Im Worst Case droht kein unmittelbarer Schaden. Da WhatsApp den Forschern zufolge aber erst nach wiederholten Warnhinweisen und Monate später reagiert hat, könnten theoretisch Daten abgeflossen sein.
Angreifer hätten etwa die Möglichkeit, diese für gezielte Angriffe wie betrügerische SMS oder Spam-Anrufe zu missbrauchen. Besonders pikant: Die Forscher konnten Rückschlüsse zu Nutzern aus Ländern ableiten, in denen WhatsApp verboten ist oder staatlich überwacht wird.
Autoritären Staaten könnten die Nutzung des Dienstes dadurch nachverfolgen. Für Oppositionelle, Journalisten oder Aktivisten kann das lebensbedrohlich sein.
Stimmen
- Hauptstudienautor Gabriel Gegenhuber von der Universität Wien: „Üblicherweise sollten nicht so viele Anfragen in so kurzer Zeit und von einer Quelle bzw. von einem Server beantwortet werden. Darin lag die Sicherheitslücke, denn wir konnten quasi unbegrenzte Anfragen an den Server stellen und so schließlich eine weltweite Erhebung machen“.
- Co-Autor Aljosha Judmayer ergänzte: „Die Ende-zu-Ende-Verschlüsselung schützt den Inhalt von Nachrichten, aber nicht unbedingt die damit verbundenen Metadaten“, erklärt der Letztautor Aljosha Judmayer von der Universität Wien. „Unsere Arbeit zeigt, dass Datenschutzrisiken auch entstehen können, wenn solche Metadaten in großem Umfang gesammelt und analysiert werden.“
- Nitin Gupta, VP of Engineering bei WhatsApp, in einer Stellungnahme: „Wir sind den Forschern dankbar. Durch die Zusammenarbeit konnte eine neuartige Aufzählungstechnik identifiziert werden, die unsere Grenzen überschritt. Wichtig ist, dass die Forscher die gesammelten Daten sicher gelöscht haben und wir keine Hinweise darauf gefunden haben, dass böswillige Akteure diesen missbraucht haben.“
Es braucht unabhängige Datenschützern
Das Datenleck offenbart, wie unbedarft viele Nutzer mit Informationen im Netz umgehen. Das Vertrauen in Messenger und digitale Medien scheint nach wie vor hoch zu sein. Dabei sind bereits die Datenpraktiken vieler Unternehmen nicht unbedenklich, da umfassende Nutzerprofile entstehen.
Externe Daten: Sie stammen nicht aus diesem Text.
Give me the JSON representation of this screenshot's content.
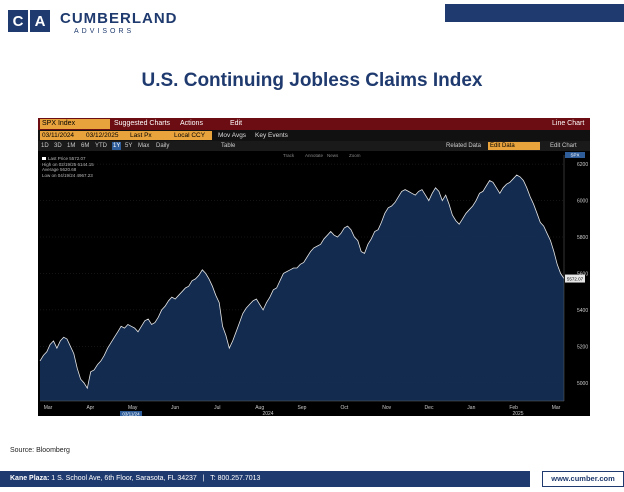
{
  "brand": {
    "letters": [
      "C",
      "A"
    ],
    "name": "CUMBERLAND",
    "sub": "ADVISORS"
  },
  "title": "U.S. Continuing Jobless Claims Index",
  "terminal": {
    "ticker": "SPX Index",
    "menu": [
      "Suggested Charts",
      "Actions",
      "Edit"
    ],
    "chart_mode": "Line Chart",
    "start_date": "03/11/2024",
    "end_date": "03/12/2025",
    "price_field": "Last Px",
    "currency": "Local CCY",
    "mov_avgs": "Mov Avgs",
    "key_events": "Key Events",
    "periods": [
      "1D",
      "3D",
      "1M",
      "6M",
      "YTD",
      "1Y",
      "5Y",
      "Max"
    ],
    "selected_period": "1Y",
    "frequency": "Daily",
    "table": "Table",
    "related": "Related Data",
    "edit_data": "Edit Data",
    "edit_chart": "Edit Chart",
    "tools": [
      "Track",
      "Annotate",
      "News",
      "Zoom"
    ],
    "legend": [
      {
        "label": "Last Price",
        "value": "5572.07"
      },
      {
        "label": "High on 02/19/25",
        "value": "6144.15"
      },
      {
        "label": "Average",
        "value": "5620.68"
      },
      {
        "label": "Low on 04/19/24",
        "value": "4967.23"
      }
    ],
    "last_tag": "5572.07",
    "top_tag": "SPX"
  },
  "chart_data": {
    "type": "line",
    "ylim": [
      4900,
      6250
    ],
    "yticks": [
      5000,
      5200,
      5400,
      5600,
      5800,
      6000,
      6200
    ],
    "xlabels": [
      "Mar",
      "Apr",
      "May",
      "Jun",
      "Jul",
      "Aug",
      "Sep",
      "Oct",
      "Nov",
      "Dec",
      "Jan",
      "Feb",
      "Mar"
    ],
    "year_labels": [
      "2024",
      "2025"
    ],
    "start_label": "03/11/24",
    "values": [
      5120,
      5150,
      5170,
      5210,
      5230,
      5190,
      5230,
      5250,
      5240,
      5200,
      5160,
      5080,
      5020,
      5000,
      4970,
      5060,
      5070,
      5100,
      5120,
      5150,
      5190,
      5220,
      5250,
      5280,
      5310,
      5300,
      5320,
      5310,
      5300,
      5280,
      5310,
      5340,
      5350,
      5320,
      5330,
      5360,
      5400,
      5420,
      5450,
      5470,
      5460,
      5480,
      5500,
      5520,
      5530,
      5560,
      5570,
      5590,
      5620,
      5600,
      5570,
      5530,
      5480,
      5440,
      5310,
      5260,
      5190,
      5230,
      5280,
      5330,
      5380,
      5410,
      5430,
      5450,
      5460,
      5430,
      5400,
      5440,
      5470,
      5510,
      5520,
      5560,
      5600,
      5610,
      5620,
      5630,
      5630,
      5650,
      5660,
      5690,
      5720,
      5740,
      5750,
      5760,
      5790,
      5810,
      5830,
      5810,
      5800,
      5820,
      5850,
      5860,
      5840,
      5800,
      5780,
      5720,
      5710,
      5760,
      5790,
      5830,
      5840,
      5880,
      5930,
      5960,
      5970,
      5990,
      6020,
      6050,
      6060,
      6050,
      6040,
      6030,
      6050,
      6060,
      6030,
      6000,
      6040,
      6070,
      6050,
      6000,
      6030,
      5980,
      5920,
      5890,
      5870,
      5900,
      5930,
      5950,
      5970,
      6000,
      6040,
      6050,
      6080,
      6110,
      6100,
      6070,
      6040,
      6070,
      6090,
      6100,
      6120,
      6140,
      6130,
      6110,
      6070,
      6020,
      5980,
      5930,
      5880,
      5860,
      5820,
      5780,
      5720,
      5650,
      5600,
      5572
    ]
  },
  "source": "Source: Bloomberg",
  "footer": {
    "label": "Kane Plaza:",
    "address": "1 S. School Ave, 6th Floor, Sarasota, FL 34237",
    "sep": "|",
    "phone": "T: 800.257.7013",
    "url": "www.cumber.com"
  }
}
Auch wenn die Lücke mittlerweile geschlossen ist und selbst wenn keine Informationen abgefischt wurden, zeigt der Fall, wie wichtig die Arbeit von unabhängigen Datenschützern ist und dass Unternehmen gut daran tun, mit diesen zusammenzuarbeiten.
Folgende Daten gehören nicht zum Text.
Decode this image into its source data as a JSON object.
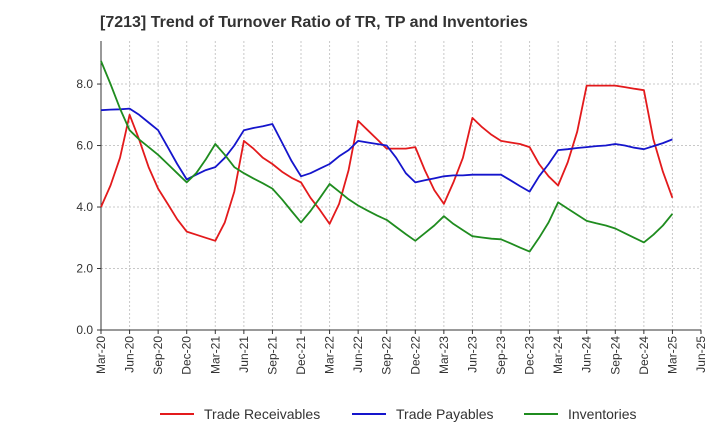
{
  "title": "[7213]  Trend of Turnover Ratio of TR, TP and Inventories",
  "chart_data": {
    "type": "line",
    "title": "[7213]  Trend of Turnover Ratio of TR, TP and Inventories",
    "xlabel": "",
    "ylabel": "",
    "ylim": [
      0,
      9.4
    ],
    "yticks": [
      "0.0",
      "2.0",
      "4.0",
      "6.0",
      "8.0"
    ],
    "ytick_values": [
      0,
      2,
      4,
      6,
      8
    ],
    "grid": true,
    "legend_position": "bottom",
    "xticks": [
      "Mar-20",
      "Jun-20",
      "Sep-20",
      "Dec-20",
      "Mar-21",
      "Jun-21",
      "Sep-21",
      "Dec-21",
      "Mar-22",
      "Jun-22",
      "Sep-22",
      "Dec-22",
      "Mar-23",
      "Jun-23",
      "Sep-23",
      "Dec-23",
      "Mar-24",
      "Jun-24",
      "Sep-24",
      "Dec-24",
      "Mar-25",
      "Jun-25"
    ],
    "x": [
      "Mar-20",
      "Apr-20",
      "May-20",
      "Jun-20",
      "Jul-20",
      "Aug-20",
      "Sep-20",
      "Oct-20",
      "Nov-20",
      "Dec-20",
      "Jan-21",
      "Feb-21",
      "Mar-21",
      "Apr-21",
      "May-21",
      "Jun-21",
      "Jul-21",
      "Aug-21",
      "Sep-21",
      "Oct-21",
      "Nov-21",
      "Dec-21",
      "Jan-22",
      "Feb-22",
      "Mar-22",
      "Apr-22",
      "May-22",
      "Jun-22",
      "Jul-22",
      "Aug-22",
      "Sep-22",
      "Oct-22",
      "Nov-22",
      "Dec-22",
      "Jan-23",
      "Feb-23",
      "Mar-23",
      "Apr-23",
      "May-23",
      "Jun-23",
      "Jul-23",
      "Aug-23",
      "Sep-23",
      "Oct-23",
      "Nov-23",
      "Dec-23",
      "Jan-24",
      "Feb-24",
      "Mar-24",
      "Apr-24",
      "May-24",
      "Jun-24",
      "Jul-24",
      "Aug-24",
      "Sep-24",
      "Oct-24",
      "Nov-24",
      "Dec-24",
      "Jan-25",
      "Feb-25",
      "Mar-25"
    ],
    "series": [
      {
        "name": "Trade Receivables",
        "color": "#e31a1c",
        "values": [
          4.0,
          4.7,
          5.6,
          7.0,
          6.2,
          5.3,
          4.6,
          4.1,
          3.6,
          3.2,
          3.1,
          3.0,
          2.9,
          3.5,
          4.5,
          6.15,
          5.9,
          5.6,
          5.4,
          5.15,
          4.95,
          4.8,
          4.3,
          3.9,
          3.45,
          4.1,
          5.2,
          6.8,
          6.5,
          6.2,
          5.9,
          5.9,
          5.9,
          5.95,
          5.2,
          4.55,
          4.1,
          4.8,
          5.6,
          6.9,
          6.6,
          6.35,
          6.15,
          6.1,
          6.05,
          5.95,
          5.4,
          5.0,
          4.7,
          5.45,
          6.45,
          7.95,
          7.95,
          7.95,
          7.95,
          7.9,
          7.85,
          7.8,
          6.2,
          5.15,
          4.3
        ]
      },
      {
        "name": "Trade Payables",
        "color": "#1515cc",
        "values": [
          7.15,
          7.17,
          7.18,
          7.2,
          7.0,
          6.75,
          6.5,
          5.95,
          5.4,
          4.9,
          5.05,
          5.2,
          5.3,
          5.6,
          6.0,
          6.5,
          6.57,
          6.63,
          6.7,
          6.1,
          5.5,
          5.0,
          5.1,
          5.25,
          5.4,
          5.65,
          5.85,
          6.15,
          6.1,
          6.05,
          6.0,
          5.6,
          5.1,
          4.8,
          4.87,
          4.93,
          5.0,
          5.03,
          5.03,
          5.05,
          5.05,
          5.05,
          5.05,
          4.87,
          4.68,
          4.5,
          5.0,
          5.4,
          5.85,
          5.88,
          5.92,
          5.95,
          5.98,
          6.0,
          6.05,
          6.0,
          5.93,
          5.88,
          5.98,
          6.08,
          6.2
        ]
      },
      {
        "name": "Inventories",
        "color": "#1f8c1f",
        "values": [
          8.75,
          8.0,
          7.2,
          6.5,
          6.2,
          5.95,
          5.7,
          5.4,
          5.1,
          4.8,
          5.1,
          5.55,
          6.05,
          5.7,
          5.3,
          5.1,
          4.93,
          4.77,
          4.6,
          4.25,
          3.87,
          3.5,
          3.87,
          4.3,
          4.75,
          4.5,
          4.25,
          4.05,
          3.88,
          3.72,
          3.58,
          3.35,
          3.12,
          2.9,
          3.15,
          3.4,
          3.7,
          3.45,
          3.25,
          3.05,
          3.01,
          2.97,
          2.95,
          2.82,
          2.68,
          2.55,
          3.0,
          3.5,
          4.15,
          3.95,
          3.75,
          3.55,
          3.47,
          3.4,
          3.3,
          3.15,
          3.0,
          2.85,
          3.1,
          3.4,
          3.78
        ]
      }
    ]
  }
}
Aufgrund der Größe des Datenlecks ist davon auszugehen, dass Regulierungsbehörden prüfen werden, ob Meta gegen Datenschutzregeln verstoßen hat. Da das Unternehmen nicht sofort reagiert hat, könnten auch juristische Konsequenzen und Klagen folgen.
Um sich zu schützen, sollten Nutzer die Zwei-Faktor-Authentifizierung (2FA) aktivieren, einen Passkey erstellen und ihre Privatsphäre-Einstellungen anpassen. Bei Nachrichten von unbekannten Nummern sollte man immer Vorsicht walten lassen und nicht auf Links oder Dateien klicken.